Terre des Lys s’agrandit encore
L’air bourru (il déteste les mondanités), 51 ans, ce fils d’agriculteur allie le bon sens, le courage et l’humilité de ses origines. Thierry Landron, patron atypique, a fait en neuf ans de Terre des Lys une entreprise au rayonnement international.

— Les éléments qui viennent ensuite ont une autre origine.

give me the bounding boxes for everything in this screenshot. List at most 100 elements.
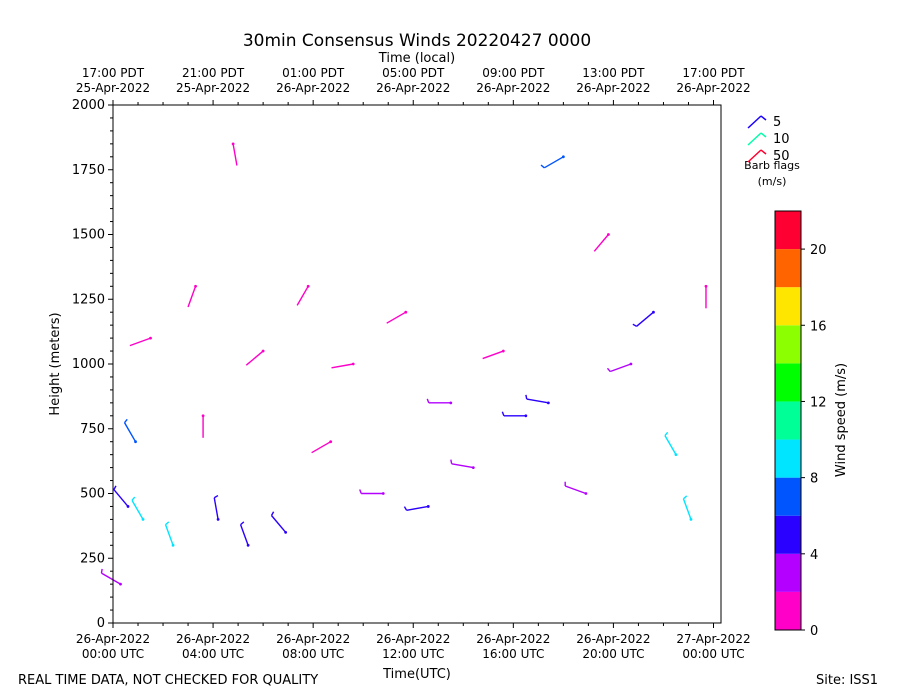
top-axis-label: Time (local) [378,51,455,66]
plot-background [113,105,721,623]
barb-origin [134,440,137,444]
barb-origin [119,582,122,586]
wind-barb [606,362,633,373]
wind-barb [245,349,265,366]
wind-barb [123,418,137,444]
wind-barb [664,431,678,457]
wind-barb [311,440,333,454]
barb-origin [546,401,550,405]
barb-legend-shaft [747,132,762,146]
barb-half-feather [426,398,430,404]
top-tick-label-date: 26-Apr-2022 [676,81,750,95]
barb-shaft [296,285,309,306]
wind-barb [403,505,430,511]
colorbar-segment [775,591,801,630]
barb-origin [329,440,333,444]
y-tick-label: 250 [80,551,105,566]
barb-origin [351,362,355,366]
barb-half-feather [165,521,170,526]
barb-origin [381,492,385,495]
colorbar-tick-label: 0 [810,624,818,639]
wind-barb [450,459,475,469]
colorbar-tick-label: 20 [810,243,827,258]
barb-shaft [664,435,677,455]
barb-shaft [610,363,632,373]
top-tick-label-time: 17:00 PDT [682,66,745,80]
colorbar-segment [775,553,801,592]
colorbar-tick-label: 16 [810,319,827,334]
barb-legend: 5 10 50 [747,115,790,164]
chart-title: 30min Consensus Winds 20220427 0000 [243,31,591,51]
barb-shaft [270,515,287,533]
colorbar-segment [775,249,801,288]
barb-origin [584,492,588,495]
y-tick-label: 0 [97,616,105,631]
barb-shaft [526,398,549,404]
wind-barb [270,511,288,534]
wind-barb [426,398,453,405]
wind-barb [482,349,505,360]
colorbar-segment [775,287,801,326]
y-tick-label: 1000 [72,357,105,372]
barb-origin [194,284,197,288]
y-tick-label: 750 [80,422,105,437]
colorbar-tick-label: 4 [810,548,818,563]
barb-legend-label: 50 [773,149,790,164]
barb-shaft [101,572,121,585]
x-tick-label-date: 26-Apr-2022 [176,632,250,646]
y-tick-label: 1750 [72,163,105,178]
x-tick-label-date: 26-Apr-2022 [576,632,650,646]
x-tick-label-date: 26-Apr-2022 [476,632,550,646]
top-tick-label-date: 26-Apr-2022 [276,81,350,95]
wind-barb [213,494,220,521]
barb-origin [216,518,220,521]
wind-barb [704,284,708,309]
barb-origin [284,530,288,534]
barb-half-feather [664,431,669,437]
barb-half-feather [632,323,637,327]
wind-barb [540,155,565,169]
axes: 0 250 500 750 1000 1250 1500 1750 2000 26-Apr-202… [72,66,751,661]
colorbar-tick-label: 8 [810,472,818,487]
barb-legend-shaft [747,115,762,129]
barb-shaft [593,234,609,252]
wind-barb [131,496,145,521]
barb-origin [246,543,250,547]
barb-half-feather [131,496,136,501]
barb-origin [689,518,693,521]
barb-origin [629,362,633,366]
y-axis-label: Height (meters) [48,312,63,415]
barb-origin [449,401,453,405]
x-tick-label-time: 20:00 UTC [582,647,644,661]
y-tick-label: 1250 [72,292,105,307]
barb-half-feather [113,485,117,490]
colorbar-segment [775,211,801,250]
barb-legend-feather [760,132,767,138]
barb-legend-entry: 50 [747,149,790,164]
colorbar-tick-label: 12 [810,395,827,410]
barb-half-feather [606,367,611,372]
barb-shaft [245,350,264,366]
colorbar-label: Wind speed (m/s) [834,363,849,477]
y-tick-label: 500 [80,487,105,502]
barb-half-feather [240,521,245,526]
x-tick-label-date: 26-Apr-2022 [376,632,450,646]
top-tick-label-date: 25-Apr-2022 [76,81,150,95]
wind-barb [682,495,693,521]
barb-origin [149,336,152,340]
top-tick-label-time: 13:00 PDT [582,66,645,80]
barb-origin [261,349,265,353]
colorbar-segment [775,401,801,440]
barb-origin [674,453,678,457]
wind-barb [525,394,550,405]
barb-shaft [123,422,137,443]
barb-shaft [113,489,129,507]
barb-shaft [386,311,407,324]
x-tick-label-time: 16:00 UTC [482,647,544,661]
colorbar-segment [775,325,801,364]
barb-origin [141,518,145,521]
barb-shaft [406,505,429,511]
barb-origin [404,310,408,314]
colorbar-segment [775,477,801,516]
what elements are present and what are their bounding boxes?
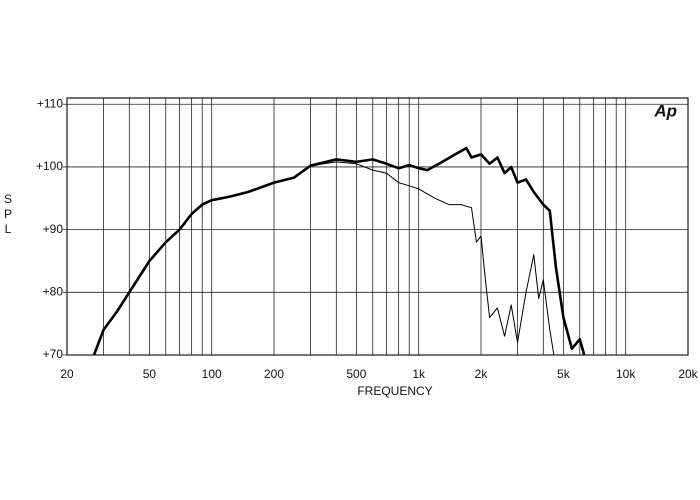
x-tick-label: 1k: [412, 367, 426, 381]
response-line: [310, 161, 555, 355]
x-tick-label: 200: [264, 367, 284, 381]
plot-frame: [66, 97, 689, 356]
x-tick-label: 20k: [678, 367, 698, 381]
x-tick-label: 2k: [475, 367, 489, 381]
x-tick-label: 100: [202, 367, 222, 381]
logo: Ap: [653, 101, 677, 120]
x-tick-label: 50: [143, 367, 157, 381]
x-tick-label: 20: [60, 367, 74, 381]
plot-lines: [92, 146, 586, 355]
y-tick-label: +110: [37, 96, 63, 110]
x-tick-label: 10k: [616, 367, 636, 381]
x-tick-label: 500: [346, 367, 366, 381]
x-axis-label: FREQUENCY: [357, 384, 432, 398]
response-line: [92, 146, 586, 355]
x-tick-label: 5k: [557, 367, 571, 381]
y-tick-label: +80: [43, 284, 64, 298]
y-tick-label: +70: [43, 347, 64, 361]
y-tick-label: +100: [36, 159, 63, 173]
y-tick-label: +90: [43, 222, 64, 236]
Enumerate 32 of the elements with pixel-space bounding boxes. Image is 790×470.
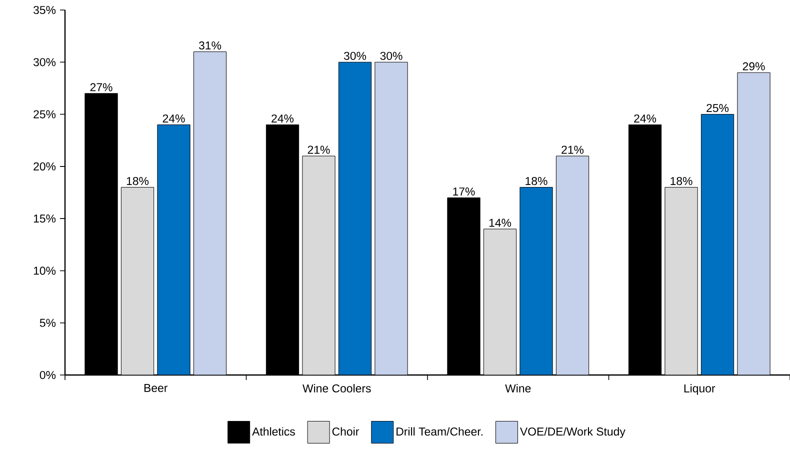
data-label: 24% xyxy=(634,114,656,123)
data-label: 24% xyxy=(272,114,294,123)
y-tick-label: 10% xyxy=(34,266,56,275)
data-label: 17% xyxy=(453,187,475,196)
legend-label: VOE/DE/Work Study xyxy=(520,427,626,438)
data-label: 29% xyxy=(742,62,765,70)
legend-label: Drill Team/Cheer. xyxy=(396,427,482,436)
y-tick-label: 35% xyxy=(33,6,56,14)
x-tick-label: Beer xyxy=(144,384,168,392)
data-label: 21% xyxy=(308,146,330,154)
y-tick-label: 5% xyxy=(40,318,56,327)
data-label: 30% xyxy=(380,52,402,60)
data-label: 27% xyxy=(90,83,112,92)
data-label: 21% xyxy=(562,146,584,154)
data-label: 25% xyxy=(706,104,729,112)
y-tick-label: 15% xyxy=(34,214,56,223)
data-label: 18% xyxy=(670,176,692,186)
y-tick-label: 30% xyxy=(33,58,56,66)
x-tick-label: Wine xyxy=(505,384,531,392)
data-label: 14% xyxy=(489,218,512,227)
y-tick-label: 20% xyxy=(34,162,56,170)
data-label: 31% xyxy=(198,41,222,50)
data-label: 18% xyxy=(126,176,149,186)
data-label: 30% xyxy=(344,52,366,60)
data-label: 24% xyxy=(162,114,185,123)
x-tick-label: Wine Coolers xyxy=(302,384,371,392)
y-tick-label: 0% xyxy=(40,370,56,380)
legend-label: Choir xyxy=(332,427,359,436)
data-label: 18% xyxy=(526,176,548,186)
y-tick-label: 25% xyxy=(34,110,56,118)
x-tick-label: Liquor xyxy=(684,384,716,395)
legend-label: Athletics xyxy=(252,427,295,436)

De Porlys à la miniaturisation, 2003-2006. Porlys est une société airoise de découpe de porc aux résultats médiocres. Avec Sylvie, son épouse, Thierry Landron rachète Porlys en 2003 et veut reconfigurer la production. Pendant plusieurs années de galère, il réfléchit au futur. Le déclic vient lors d’un mariage en Belgique où les gens consomment debout des petits plats de qualité. Cette dînette qu’un traiteur local a conçue l’enchante ; il veut en faire un produit à grande échelle. Et comme en ce début du troisième millénaire la miniaturisation est à la mode, comme on parle de nanotechnologie, il veut créer la “nano-restauration”. Il se nommera plus tard “agrogastronome”, autre néologisme, déposé celui-là. Il «glamourise la viande» (sic) avec un slogan choc («La viande autrement») en créant des mini-saucisses pour le barbecue et des mini-carpaccios. Ça passe ou ça casse : «En cas d’échec, avec mon épouse, nous étions résolus à partir en Australie.» Toujours l’appel du large ! Ses clients – Picard, Eisman, Maximo, Coup de pâte… − adhèrent au projet. Mais le porc lui pèse : une marge financière faible pour une grande surface de travail.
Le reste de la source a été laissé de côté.